Dans le cas d'un lien stub resolver vers
résolveur, le serveur DNS parle à beaucoup de clients, chaque
client ne parle qu'à très peu de serveurs. L'état décrivant les
sessions DTLS doit donc plutôt être gardé chez le client (RFC 5077). Cela permettra de réétablir les sessions DTLS
rapidement, sans pour autant garder d'état sur le serveur.
Le DNS est la principale application qui se tape les problèmes
de PMTU (Path MTU, la
MTU du chemin complet). Les réponses DNS peuvent dépasser
les 1 500 octets magiques (la MTU
d'Ethernet et, de facto, la
PMTU de l'Internet). DTLS ajoute au moins
13 octets à chaque paquet, sans compter l'effet du chiffrement. Il
est donc impératif (section 5) que clients et serveurs DNS-sur-DTLS gèrent
EDNS (RFC 6891) pour
ne pas être limité par l'ancien maximum DNS de 512 octets, et que
les serveurs limitent les paquets DTLS à la PMTU (RFC 9147).

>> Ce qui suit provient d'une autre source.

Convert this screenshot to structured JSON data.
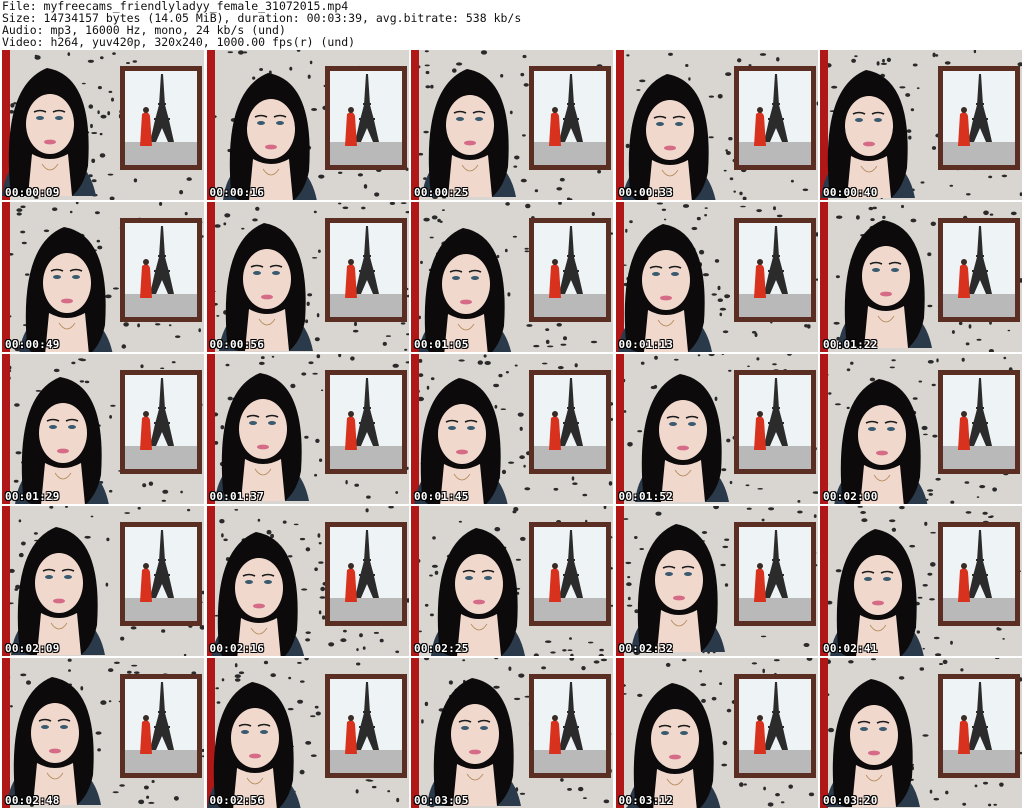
{
  "header": {
    "file": "File: myfreecams_friendlyladyy_female_31072015.mp4",
    "size": "Size: 14734157 bytes (14.05 MiB), duration: 00:03:39, avg.bitrate: 538 kb/s",
    "audio": "Audio: mp3, 16000 Hz, mono, 24 kb/s (und)",
    "video": "Video: h264, yuv420p, 320x240, 1000.00 fps(r) (und)"
  },
  "colors": {
    "wall": "#d9d6d2",
    "wall_spots": "#2a2a2a",
    "frame": "#5a2e22",
    "poster_sky": "#eef3f6",
    "tower": "#2b2b2b",
    "dress": "#d8321e",
    "hair": "#0d0a0c",
    "skin": "#f1d8cd",
    "top": "#2a3a4a",
    "curtain": "#b01818"
  },
  "thumbnails": [
    {
      "timestamp": "00:00:09"
    },
    {
      "timestamp": "00:00:16"
    },
    {
      "timestamp": "00:00:25"
    },
    {
      "timestamp": "00:00:33"
    },
    {
      "timestamp": "00:00:40"
    },
    {
      "timestamp": "00:00:49"
    },
    {
      "timestamp": "00:00:56"
    },
    {
      "timestamp": "00:01:05"
    },
    {
      "timestamp": "00:01:13"
    },
    {
      "timestamp": "00:01:22"
    },
    {
      "timestamp": "00:01:29"
    },
    {
      "timestamp": "00:01:37"
    },
    {
      "timestamp": "00:01:45"
    },
    {
      "timestamp": "00:01:52"
    },
    {
      "timestamp": "00:02:00"
    },
    {
      "timestamp": "00:02:09"
    },
    {
      "timestamp": "00:02:16"
    },
    {
      "timestamp": "00:02:25"
    },
    {
      "timestamp": "00:02:32"
    },
    {
      "timestamp": "00:02:41"
    },
    {
      "timestamp": "00:02:48"
    },
    {
      "timestamp": "00:02:56"
    },
    {
      "timestamp": "00:03:05"
    },
    {
      "timestamp": "00:03:12"
    },
    {
      "timestamp": "00:03:20"
    }
  ]
}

Contrairement au DNS classique, où chaque requête est
indépendante, toute solution de cryptographie va nécessiter un
état, l'ensemble des paramètres cryptographiques de la
session. L'anycast, qui
est répandu pour le DNS, ne pose donc pas de problème au DNS
classique : si le routage change d'avis
entre deux requêtes, et que la seconde requête est envoyée à un
autre serveur, aucun problème. Avec DTLS, ce n'est plus le cas
(section 6 du RFC) :
le deuxième serveur n'a pas en mémoire la session cryptographique
utilisée. Le serveur qui la reçoit va répondre avec une alerte TLS
fatale (la méthode recommandée) ou, pire, ne pas répondre. Dans
les deux cas, le client doit détecter le problème et réétablir une
session cryptographique. (À noter que l'alerte TLS n'est pas
authentifiée et ne peut donc pas être utilisée comme seule
indication du problème. C'est d'ailleurs pareil pour d'éventuels
messages d'erreur ICMP.) Le cas est donc proche de celui où le
serveur ferme la session unilatéralement, et la solution est la même :
le client doit toujours être prêt à recommencer l'ouverture de
session DTLS.
Un point de sécurité, pour finir (section 9). Le RFC
recommande l'utilisation de l'extension TLS « agrafage OCSP » (RFC 6066,
section 8), notamment pour éviter la grosse fuite d'information
que représente OCSP.
Il n'existe aucune mise en œuvre de DNS-sur-DTLS, et aucune
n'est prévue. Cette expérimentation semble clairement un échec.